Comparison of Pancreas-Transplanted Type 1 Diabetic Patients with Portal-Venous Versus Systemic-Venous Graft Drainage: Impact on Glucose Regulatory Hormones and the Growth Hormone/Insulin–Like Growth Factor-I Axis

Abstract

Abstract Context: Pancreas grafts can be drained through the iliac vein (systemic drainage) or the portal vein. Objective: We hypothesized that normalization of portal insulin in patients with portal pancreas graft drainage stimulates the GH/IGF-I axis and thereby contributes to glucose control. Methods: We compared patients after combined kidney and pancreas transplantation with portal drainage (n = 7) to patients with systemic drainage of the pancreas graft (n = 8) and nondiabetic controls (n = 8).

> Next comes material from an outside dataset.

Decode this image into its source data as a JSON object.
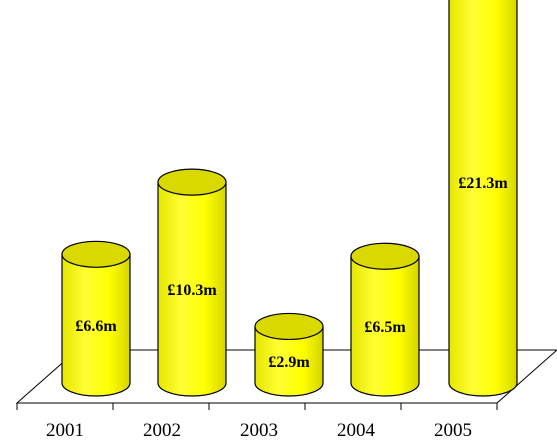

Overnight fasting sera were analyzed for free and total IGF-I and IGF-binding proteins. Glucose regulatory hormones were examined after an oral glucose tolerance test and GH after stimulation with GHRH. Results: Systemic drainage led to higher basal and stimulated insulin levels than portal drainage (P < 0.05), but increments in response to oral glucose were reduced in both transplanted groups (P < 0.05 vs. controls). However, glucose tolerance was similar in all groups. Circulating free and total IGF-I and IGF-binding protein-3 were similar to control levels in the systemic drainage group but elevated in the portal drainage group (P < 0.05). Consistently, the GH response was reduced in the portal drainage group (P < 0.05 vs. controls) and correlated inversely with free IGF-I (r = −0.63, P < 0.05). Conclusion: Portal drainage of pancreatic endocrine secretion in pancreas graft recipients raises IGF-I and lowers GH secretion. These changes might explain that glucose regulation is maintained despite lower peripheral insulin levels, compared with patients with systemic graft drainage and nondiabetic control subjects.